DropBox as a No Paste server

In this blog post I’m going to talk about my own custom “no paste” solution that I’ve developed over the years. How I started out using a web page as a service, moved to scripting this from the command line, and how I finally ended up subverting DropBox to my ends. Skip to the end to get to the code.

So, what’s “no paste” I hear you ask? “No paste” servers allow you to go to a webpage and submit a bit of text and get a unique url back where that text can be viewed. This means that you don’t have to paste a whole bunch of text into IRC or an IM conversation, you can just upload your text and and copy and paste only the link the “no paste” server sent back into your IM. If you haven’t seen one before check out textmate’s nopaste server.

This has several advantages. Firstly and foremostly, it doesn’t “SPAM” the conversation you’re having. Pasting a whole bunch of code into a IRC channel where people are having a conversation causing that conversation to scroll off the screen before they can read it isn’t polite. Secondly it makes the text easier to read and easier to copy and paste into an editor (for example, most IRC an IM clients will prepend each line someone says with a datestamp when you copy and paste from them.)

Excellent. A useful idea. Now how can we make it better?

As a Perl programmer I tend to automate a heck of a lot of what I do with my computer. Filing in a form on a webpage is easy to do, but it’s more hassle than hitting a key combination that pastes whatever text is highlighted in your editor. If we do it a lot we should make the computer do all the work!

For a long time I used the App::Nopaste module on CPAN which installs a command line utility called nopaste which integrates with a vast range of “no paste” servers. This utility can take input on the command line and automatically fill in the forms on those websites for you. This means that it’s trivial to execute from your editor – in textmate it’s just a simple “Bundle” command.

In the end I stopped using nopaste not because I had a problem with the script, but because I had a problem with the nopaste servers, in particular the lack of privacy. Now, I’m a great believer in simply not putting anything on the internet that is truly private (face it, it’s going to get out!) but there exists a bunch of “semi-private” stuff (closed source code, contact information, private correspondence) that shouldn’t be put on a totally public paste service.
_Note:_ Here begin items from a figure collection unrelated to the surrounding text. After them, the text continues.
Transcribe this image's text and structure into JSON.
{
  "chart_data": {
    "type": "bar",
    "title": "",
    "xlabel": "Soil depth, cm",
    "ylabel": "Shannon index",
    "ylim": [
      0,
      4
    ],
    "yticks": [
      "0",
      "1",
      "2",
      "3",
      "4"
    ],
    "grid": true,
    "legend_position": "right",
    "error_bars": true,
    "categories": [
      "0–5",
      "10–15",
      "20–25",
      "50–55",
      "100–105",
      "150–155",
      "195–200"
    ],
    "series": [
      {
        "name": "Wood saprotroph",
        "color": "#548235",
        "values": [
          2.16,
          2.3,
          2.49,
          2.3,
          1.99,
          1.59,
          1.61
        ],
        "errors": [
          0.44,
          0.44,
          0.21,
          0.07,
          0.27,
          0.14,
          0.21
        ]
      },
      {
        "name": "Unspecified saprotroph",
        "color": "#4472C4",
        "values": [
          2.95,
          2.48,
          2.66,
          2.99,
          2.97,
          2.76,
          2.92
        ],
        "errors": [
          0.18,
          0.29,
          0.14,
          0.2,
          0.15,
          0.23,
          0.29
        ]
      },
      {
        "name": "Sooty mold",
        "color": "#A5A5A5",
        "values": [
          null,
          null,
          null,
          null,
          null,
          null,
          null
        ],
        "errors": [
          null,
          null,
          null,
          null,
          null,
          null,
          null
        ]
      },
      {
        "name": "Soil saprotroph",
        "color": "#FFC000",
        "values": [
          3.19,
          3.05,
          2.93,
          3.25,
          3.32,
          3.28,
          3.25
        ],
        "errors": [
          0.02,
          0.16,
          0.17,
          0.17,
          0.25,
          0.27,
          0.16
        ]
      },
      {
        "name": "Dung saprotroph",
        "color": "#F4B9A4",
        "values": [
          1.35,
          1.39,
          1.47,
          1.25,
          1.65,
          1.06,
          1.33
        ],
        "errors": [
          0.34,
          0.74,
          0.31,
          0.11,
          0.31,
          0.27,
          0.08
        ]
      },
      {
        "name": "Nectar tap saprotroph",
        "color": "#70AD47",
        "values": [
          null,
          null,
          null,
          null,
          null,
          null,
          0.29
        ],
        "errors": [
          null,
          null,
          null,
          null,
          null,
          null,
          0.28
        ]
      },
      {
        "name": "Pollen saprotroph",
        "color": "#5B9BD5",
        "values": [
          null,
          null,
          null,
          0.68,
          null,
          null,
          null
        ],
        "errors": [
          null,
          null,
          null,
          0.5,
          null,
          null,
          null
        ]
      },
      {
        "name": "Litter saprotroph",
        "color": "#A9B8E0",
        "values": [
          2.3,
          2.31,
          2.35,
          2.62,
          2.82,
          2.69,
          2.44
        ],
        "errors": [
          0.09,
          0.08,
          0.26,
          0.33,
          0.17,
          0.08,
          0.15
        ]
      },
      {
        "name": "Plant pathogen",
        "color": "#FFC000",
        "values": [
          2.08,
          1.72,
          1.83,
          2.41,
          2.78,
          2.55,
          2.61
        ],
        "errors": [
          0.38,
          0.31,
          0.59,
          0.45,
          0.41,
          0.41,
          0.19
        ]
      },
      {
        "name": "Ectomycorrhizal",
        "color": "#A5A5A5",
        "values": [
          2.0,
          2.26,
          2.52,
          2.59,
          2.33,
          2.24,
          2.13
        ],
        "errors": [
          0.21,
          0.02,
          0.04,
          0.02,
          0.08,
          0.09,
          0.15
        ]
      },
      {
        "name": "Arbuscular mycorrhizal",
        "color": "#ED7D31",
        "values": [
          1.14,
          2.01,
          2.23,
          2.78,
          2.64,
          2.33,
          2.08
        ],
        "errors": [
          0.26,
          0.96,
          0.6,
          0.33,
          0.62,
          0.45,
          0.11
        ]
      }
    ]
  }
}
Often it’s just a case of editing the URL that the “no paste” server returns by increasing or decreasing the number at the end to see the thing the next or previous person pasted!

So in the end I decided it might be a good idea to run my own custom “No Paste” solution with semi-secure (non-guessable) URLs. One problem with that: I couldn’t justify the infrastructure – I’m currently trying to reduce the amount of stuff I have to maintain, not increase it. So I started looking at what infrastructure I’m already using and seeing how I can better use that.

Enter DropBox. DropBox is a service that syncs a directory on your various computers with each other and the DropBox server. And one of the things it does is publish files in a certain directory as accessible from the web. This simplifies my problem a lot: All I need to do to have my own “No Paste” solution is simply have an easy way of getting text into a file on my hard drive and let the DropBox program automatically handle the “uploading” to a hosted service.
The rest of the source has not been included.